Butterflies and Babies
World War II was a great stimulus to scientific research. Come peacetime, new techniques were unleashed on the scientific problems that had languished during the war effort. In the October 1952 issue of the Bulletin of the Amateur Entomologists' Society, a small ad appeared that had dramatic but benign medical consequences about 15 years later. It was also profoundly important for the study of mimicry in butterflies. The ad requested eggs, larvae or pupae of swallowtail butterflies, the famously mimetic butterflies first studied by Wallace in the 1860s and it led to a great and productive partnership between Cyril Clarke, a physician and Philip Sheppard, a geneticist.
Together they uncovered the genetic basis of the complex multiple mimetic patterns produced in swallowtails. And this work had a dramatic spin-off in the development of a treatment for a serious disease of new born babies – Rhesus disease. Until the new treatment, babies born with this condition required a blood transfusion soon after birth or they died. The results can be seen in the UK infant mortality figures: in 1950, infant mortality from Rhesus Disease was 1.6 babies per thousand; in 1970 this was still 1.2 per thousand but by the early ’80s it had fallen to 0.1 per thousand.

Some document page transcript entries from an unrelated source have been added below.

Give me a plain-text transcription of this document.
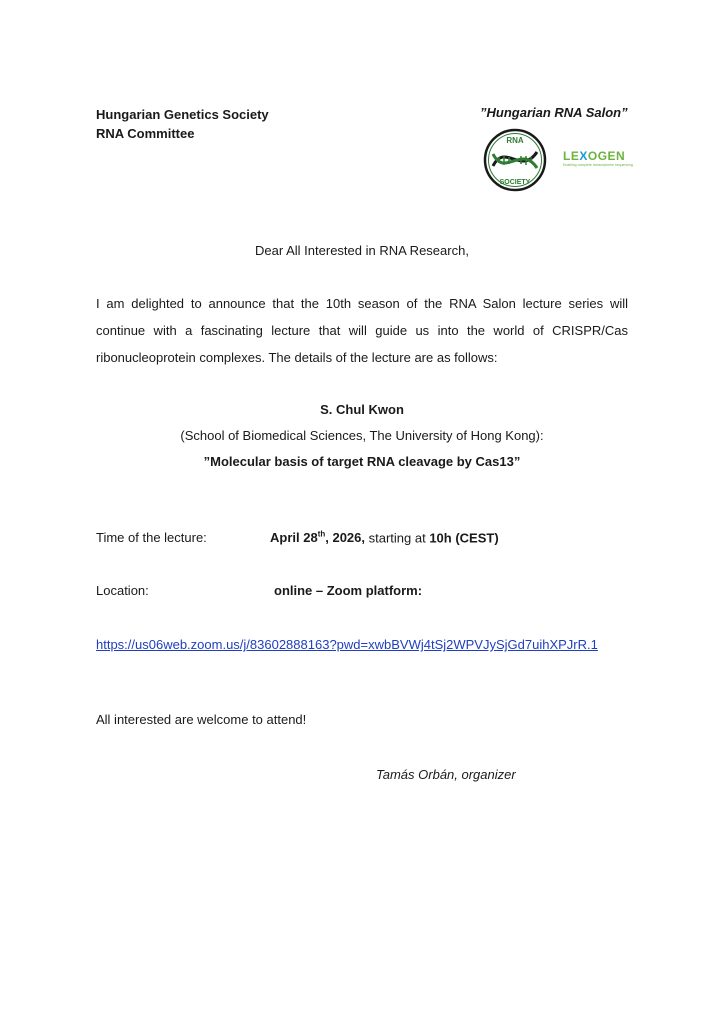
Hungarian Genetics Society
RNA Committee
”Hungarian RNA Salon”
RNA
SOCIETY
LEXOGEN
Enabling complete transcriptome sequencing
Dear All Interested in RNA Research,
I am delighted to announce that the 10th season of the RNA Salon lecture series will
continue with a fascinating lecture that will guide us into the world of CRISPR/Cas
ribonucleoprotein complexes. The details of the lecture are as follows:
S. Chul Kwon
(School of Biomedical Sciences, The University of Hong Kong):
”Molecular basis of target RNA cleavage by Cas13”
Time of the lecture:	April 28th, 2026, starting at 10h (CEST)
Location:	online – Zoom platform:
https://us06web.zoom.us/j/83602888163?pwd=xwbBVWj4tSj2WPVJySjGd7uihXPJrR.1
All interested are welcome to attend!
Tamás Orbán, organizer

In their butterfly mimicry research, Clarke and Sheppard made thousands of crosses to uncover the genetics of the amazingly creative swallowtails. They discovered that the multiple female forms, which could be produced from a single clutch of eggs, were the work of a single gene that could switch between different forms. But how could such a gene have evolved? Clarke and Sheppard worked before the DNA era and the problem could not be solved until this deep genetic knowledge was available.